André Lajoinie was born on December 26, 1929 in Chasteaux (Corrèze). His father owns a modest farm. Very close to the radical-socialists and very anti-clerical, he plays the role of public writer in the village. His mother, very pious, goes to mass every Sunday. Until the age of 12, young André was an altar boy. After obtaining his school certificate, he had to stop his education, his family being too poor to allow him to continue. He will feel injustice. During the war, the family listened to Radio Londres and supplied the region’s maquis.
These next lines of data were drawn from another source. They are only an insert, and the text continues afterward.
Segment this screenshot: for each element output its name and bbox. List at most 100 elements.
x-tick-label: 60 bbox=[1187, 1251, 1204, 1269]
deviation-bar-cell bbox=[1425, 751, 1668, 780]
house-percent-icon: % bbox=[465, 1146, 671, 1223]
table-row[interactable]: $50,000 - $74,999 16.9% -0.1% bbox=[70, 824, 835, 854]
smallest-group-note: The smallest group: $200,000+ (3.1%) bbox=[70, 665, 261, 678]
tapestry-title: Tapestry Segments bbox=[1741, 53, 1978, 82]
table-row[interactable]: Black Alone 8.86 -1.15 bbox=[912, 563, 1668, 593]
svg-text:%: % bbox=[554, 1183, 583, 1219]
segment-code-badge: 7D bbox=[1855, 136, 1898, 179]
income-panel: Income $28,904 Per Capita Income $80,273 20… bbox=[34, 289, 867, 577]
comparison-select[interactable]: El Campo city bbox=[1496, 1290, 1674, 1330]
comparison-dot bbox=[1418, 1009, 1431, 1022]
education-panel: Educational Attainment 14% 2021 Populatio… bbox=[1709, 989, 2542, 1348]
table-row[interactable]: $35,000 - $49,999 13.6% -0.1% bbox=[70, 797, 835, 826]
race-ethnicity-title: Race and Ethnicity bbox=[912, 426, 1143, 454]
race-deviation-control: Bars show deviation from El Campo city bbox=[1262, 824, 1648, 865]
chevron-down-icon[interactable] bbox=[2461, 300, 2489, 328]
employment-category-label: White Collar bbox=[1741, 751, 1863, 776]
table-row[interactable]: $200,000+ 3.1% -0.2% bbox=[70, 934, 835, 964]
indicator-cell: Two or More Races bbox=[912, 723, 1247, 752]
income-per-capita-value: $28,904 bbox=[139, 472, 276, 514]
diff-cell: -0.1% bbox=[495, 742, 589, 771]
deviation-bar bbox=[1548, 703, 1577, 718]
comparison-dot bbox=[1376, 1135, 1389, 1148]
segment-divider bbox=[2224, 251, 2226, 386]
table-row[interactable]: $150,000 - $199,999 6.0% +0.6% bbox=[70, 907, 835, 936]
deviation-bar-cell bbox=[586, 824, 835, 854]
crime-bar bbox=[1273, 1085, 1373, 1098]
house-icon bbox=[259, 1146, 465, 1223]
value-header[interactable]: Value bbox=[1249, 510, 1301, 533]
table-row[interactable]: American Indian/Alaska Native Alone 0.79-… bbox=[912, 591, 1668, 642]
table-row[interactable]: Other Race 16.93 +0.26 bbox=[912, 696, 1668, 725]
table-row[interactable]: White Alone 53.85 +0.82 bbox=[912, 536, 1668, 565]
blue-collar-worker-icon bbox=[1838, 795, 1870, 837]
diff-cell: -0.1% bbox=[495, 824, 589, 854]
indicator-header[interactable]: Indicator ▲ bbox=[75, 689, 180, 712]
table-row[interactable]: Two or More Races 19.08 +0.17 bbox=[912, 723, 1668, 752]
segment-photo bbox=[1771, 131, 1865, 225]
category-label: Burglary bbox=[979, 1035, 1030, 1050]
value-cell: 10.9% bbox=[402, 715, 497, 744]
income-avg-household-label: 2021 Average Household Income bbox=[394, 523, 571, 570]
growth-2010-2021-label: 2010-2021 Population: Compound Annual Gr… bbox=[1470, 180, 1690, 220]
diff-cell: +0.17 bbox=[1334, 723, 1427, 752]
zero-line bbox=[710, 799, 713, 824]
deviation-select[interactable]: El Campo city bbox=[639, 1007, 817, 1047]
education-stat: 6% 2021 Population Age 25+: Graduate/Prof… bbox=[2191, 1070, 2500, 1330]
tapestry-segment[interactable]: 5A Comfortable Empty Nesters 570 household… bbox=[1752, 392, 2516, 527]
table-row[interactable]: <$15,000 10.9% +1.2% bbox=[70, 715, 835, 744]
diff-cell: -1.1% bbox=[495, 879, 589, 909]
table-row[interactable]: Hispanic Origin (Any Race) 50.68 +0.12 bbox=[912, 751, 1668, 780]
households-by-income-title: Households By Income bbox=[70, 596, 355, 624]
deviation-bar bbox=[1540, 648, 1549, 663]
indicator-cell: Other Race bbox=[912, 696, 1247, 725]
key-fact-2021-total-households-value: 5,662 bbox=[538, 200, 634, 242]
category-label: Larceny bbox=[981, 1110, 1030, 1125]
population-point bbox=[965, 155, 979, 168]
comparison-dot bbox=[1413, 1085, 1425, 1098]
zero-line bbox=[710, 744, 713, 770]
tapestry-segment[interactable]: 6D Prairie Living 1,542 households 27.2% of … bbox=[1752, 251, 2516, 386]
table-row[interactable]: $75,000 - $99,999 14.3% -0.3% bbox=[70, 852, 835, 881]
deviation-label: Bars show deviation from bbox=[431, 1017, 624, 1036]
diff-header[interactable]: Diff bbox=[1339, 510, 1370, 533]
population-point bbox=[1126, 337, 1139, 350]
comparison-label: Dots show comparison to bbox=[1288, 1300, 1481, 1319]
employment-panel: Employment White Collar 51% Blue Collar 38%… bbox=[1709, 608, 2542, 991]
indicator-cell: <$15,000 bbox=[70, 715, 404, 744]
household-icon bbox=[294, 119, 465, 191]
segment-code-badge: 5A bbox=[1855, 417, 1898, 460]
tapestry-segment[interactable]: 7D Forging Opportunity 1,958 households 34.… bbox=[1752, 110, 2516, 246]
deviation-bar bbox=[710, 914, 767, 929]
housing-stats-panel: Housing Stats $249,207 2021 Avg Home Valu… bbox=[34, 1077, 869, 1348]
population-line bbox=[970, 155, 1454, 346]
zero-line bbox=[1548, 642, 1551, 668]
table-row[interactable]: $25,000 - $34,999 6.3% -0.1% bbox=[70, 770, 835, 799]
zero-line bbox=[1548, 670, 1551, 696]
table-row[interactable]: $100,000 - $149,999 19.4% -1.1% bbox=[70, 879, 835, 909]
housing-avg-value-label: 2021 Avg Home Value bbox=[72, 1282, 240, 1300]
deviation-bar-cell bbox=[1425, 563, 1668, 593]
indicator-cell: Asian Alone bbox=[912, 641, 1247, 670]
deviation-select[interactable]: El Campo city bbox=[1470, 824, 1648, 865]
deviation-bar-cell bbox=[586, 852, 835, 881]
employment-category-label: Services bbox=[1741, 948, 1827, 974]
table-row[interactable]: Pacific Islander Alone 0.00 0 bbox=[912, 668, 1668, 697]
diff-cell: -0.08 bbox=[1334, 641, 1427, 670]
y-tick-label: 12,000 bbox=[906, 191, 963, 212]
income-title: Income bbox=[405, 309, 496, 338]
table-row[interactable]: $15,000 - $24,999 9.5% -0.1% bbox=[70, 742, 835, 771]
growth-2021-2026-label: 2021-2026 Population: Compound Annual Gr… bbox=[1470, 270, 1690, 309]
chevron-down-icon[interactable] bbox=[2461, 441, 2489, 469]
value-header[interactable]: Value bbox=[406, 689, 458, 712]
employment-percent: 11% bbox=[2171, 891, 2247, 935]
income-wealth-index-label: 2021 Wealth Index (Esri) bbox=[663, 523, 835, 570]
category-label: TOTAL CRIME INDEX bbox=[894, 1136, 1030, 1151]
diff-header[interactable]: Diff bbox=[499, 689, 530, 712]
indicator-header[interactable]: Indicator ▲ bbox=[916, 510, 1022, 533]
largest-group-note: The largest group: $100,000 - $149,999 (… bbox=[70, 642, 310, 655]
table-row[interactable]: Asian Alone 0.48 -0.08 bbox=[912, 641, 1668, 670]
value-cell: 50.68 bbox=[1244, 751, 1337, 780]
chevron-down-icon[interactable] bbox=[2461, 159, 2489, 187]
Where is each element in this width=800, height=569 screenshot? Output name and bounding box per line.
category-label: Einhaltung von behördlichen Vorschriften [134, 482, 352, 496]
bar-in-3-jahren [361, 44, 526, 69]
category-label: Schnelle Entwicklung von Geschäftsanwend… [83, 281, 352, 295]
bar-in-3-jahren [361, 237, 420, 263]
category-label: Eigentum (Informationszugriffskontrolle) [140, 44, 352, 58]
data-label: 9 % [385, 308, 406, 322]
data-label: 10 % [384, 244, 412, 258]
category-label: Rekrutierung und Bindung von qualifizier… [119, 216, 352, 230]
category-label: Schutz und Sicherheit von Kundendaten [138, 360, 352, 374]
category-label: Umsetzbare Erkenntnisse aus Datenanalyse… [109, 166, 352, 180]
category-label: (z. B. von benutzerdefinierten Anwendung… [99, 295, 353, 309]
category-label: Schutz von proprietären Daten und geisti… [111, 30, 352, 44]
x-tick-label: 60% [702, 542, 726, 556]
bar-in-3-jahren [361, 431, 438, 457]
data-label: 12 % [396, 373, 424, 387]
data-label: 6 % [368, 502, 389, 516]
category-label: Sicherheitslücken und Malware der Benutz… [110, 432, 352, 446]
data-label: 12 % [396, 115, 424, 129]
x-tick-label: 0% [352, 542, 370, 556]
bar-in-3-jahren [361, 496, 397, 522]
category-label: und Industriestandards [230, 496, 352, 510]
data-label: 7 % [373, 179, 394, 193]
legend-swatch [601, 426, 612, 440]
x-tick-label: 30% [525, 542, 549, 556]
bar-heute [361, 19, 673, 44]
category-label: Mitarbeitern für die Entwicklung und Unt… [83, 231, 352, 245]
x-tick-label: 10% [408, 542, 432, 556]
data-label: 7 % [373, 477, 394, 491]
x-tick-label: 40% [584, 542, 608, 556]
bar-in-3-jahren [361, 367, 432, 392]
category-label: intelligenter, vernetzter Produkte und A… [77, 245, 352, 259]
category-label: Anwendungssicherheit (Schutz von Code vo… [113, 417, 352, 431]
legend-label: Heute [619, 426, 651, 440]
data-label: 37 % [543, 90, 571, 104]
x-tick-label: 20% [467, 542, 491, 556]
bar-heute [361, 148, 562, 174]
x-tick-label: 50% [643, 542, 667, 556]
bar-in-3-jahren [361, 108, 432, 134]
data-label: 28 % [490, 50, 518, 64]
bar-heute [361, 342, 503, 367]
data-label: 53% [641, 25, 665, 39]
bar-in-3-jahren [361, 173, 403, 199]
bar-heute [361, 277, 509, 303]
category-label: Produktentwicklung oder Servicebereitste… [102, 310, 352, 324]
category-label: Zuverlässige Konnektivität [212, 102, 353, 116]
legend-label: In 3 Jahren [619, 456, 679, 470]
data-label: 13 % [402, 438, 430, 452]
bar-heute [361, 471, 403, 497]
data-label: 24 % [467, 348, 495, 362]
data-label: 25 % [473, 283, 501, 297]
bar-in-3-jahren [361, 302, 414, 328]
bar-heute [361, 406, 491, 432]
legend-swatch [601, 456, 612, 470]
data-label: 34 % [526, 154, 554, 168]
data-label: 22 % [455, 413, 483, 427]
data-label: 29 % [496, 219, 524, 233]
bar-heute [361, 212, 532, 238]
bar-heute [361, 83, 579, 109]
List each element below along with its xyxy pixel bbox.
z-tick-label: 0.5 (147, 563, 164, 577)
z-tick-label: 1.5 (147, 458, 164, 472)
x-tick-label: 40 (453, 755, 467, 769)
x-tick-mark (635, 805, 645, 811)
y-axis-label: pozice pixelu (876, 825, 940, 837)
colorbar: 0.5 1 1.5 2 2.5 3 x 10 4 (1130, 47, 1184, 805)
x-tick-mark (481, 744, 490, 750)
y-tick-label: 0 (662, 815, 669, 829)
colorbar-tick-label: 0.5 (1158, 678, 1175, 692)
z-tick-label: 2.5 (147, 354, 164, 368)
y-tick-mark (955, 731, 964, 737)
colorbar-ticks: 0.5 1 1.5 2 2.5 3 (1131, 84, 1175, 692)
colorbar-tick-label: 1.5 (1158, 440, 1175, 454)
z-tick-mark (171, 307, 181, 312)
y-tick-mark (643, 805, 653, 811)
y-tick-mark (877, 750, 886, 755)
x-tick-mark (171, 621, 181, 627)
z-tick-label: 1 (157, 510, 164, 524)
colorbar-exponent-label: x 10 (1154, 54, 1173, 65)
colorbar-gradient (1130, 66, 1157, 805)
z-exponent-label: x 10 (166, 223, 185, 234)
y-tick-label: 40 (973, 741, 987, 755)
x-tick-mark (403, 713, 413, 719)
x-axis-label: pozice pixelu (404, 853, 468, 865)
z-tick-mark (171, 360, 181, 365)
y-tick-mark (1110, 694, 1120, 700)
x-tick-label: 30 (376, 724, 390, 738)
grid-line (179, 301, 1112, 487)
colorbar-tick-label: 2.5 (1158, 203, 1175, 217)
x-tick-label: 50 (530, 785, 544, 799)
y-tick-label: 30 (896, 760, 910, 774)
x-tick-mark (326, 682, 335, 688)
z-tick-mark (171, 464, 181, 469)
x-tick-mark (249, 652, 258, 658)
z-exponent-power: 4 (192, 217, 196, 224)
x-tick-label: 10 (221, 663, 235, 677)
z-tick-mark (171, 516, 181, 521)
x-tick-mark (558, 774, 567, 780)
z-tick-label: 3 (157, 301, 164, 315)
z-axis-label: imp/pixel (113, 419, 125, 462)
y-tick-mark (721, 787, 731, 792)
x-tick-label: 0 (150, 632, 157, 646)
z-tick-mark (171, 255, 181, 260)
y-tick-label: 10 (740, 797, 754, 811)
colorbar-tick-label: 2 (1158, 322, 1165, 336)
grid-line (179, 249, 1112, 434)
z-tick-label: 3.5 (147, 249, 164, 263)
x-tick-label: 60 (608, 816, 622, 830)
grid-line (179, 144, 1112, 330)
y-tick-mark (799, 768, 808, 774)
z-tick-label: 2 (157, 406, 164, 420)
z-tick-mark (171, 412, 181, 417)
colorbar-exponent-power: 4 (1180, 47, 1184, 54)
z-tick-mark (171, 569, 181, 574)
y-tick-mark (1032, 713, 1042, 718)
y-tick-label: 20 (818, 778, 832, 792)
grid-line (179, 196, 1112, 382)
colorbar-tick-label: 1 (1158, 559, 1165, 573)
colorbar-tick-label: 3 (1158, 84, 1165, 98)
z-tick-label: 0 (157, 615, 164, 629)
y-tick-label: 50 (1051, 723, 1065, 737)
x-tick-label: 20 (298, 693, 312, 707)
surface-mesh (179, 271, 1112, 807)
Young Lajoinie does not hesitate to provoke his teacher by writing a “Long live de Gaulle” on the board.
At the age of 16, in 1946, André Lajoinie joined the Communist Youth, and two years later, preceded by his father, he joined the PCF. Self-taught, he took correspondence courses and after eighteen months of military service, he returned to the farm. In 1954, he was asked to be a permanent member of the Corrèze federation of agricultural farmers’ unions. In 1957, he was federal secretary in charge of propaganda. In 1958, during a demonstration against the Algerian war in Brive, he was seriously injured by the police. Plunged into a coma, he underwent trepanation and was treated in Tulle then in Paris before the party sent him to convalesce in Marienbad, in Czechoslovakia (today in the Czech Republic).
An admiration for the USSR
In 1961, he ran in two cantonal elections in Corrèze but was defeated. His life took a turning point in 1962, when Waldeck Rochet called him to Paris, to the agricultural section of the central committee. André Lajoinie contributes to the weekly Earth of which he became director in 1977 until 1996. He settled in La Courneuve (Seine-Saint-Denis), in the city of 4,000, with Paulette Rouffiange, a communist activist (died in 1999) whom he married in 1960 and with whom he had a son, Laurent, sports journalist at Humanity.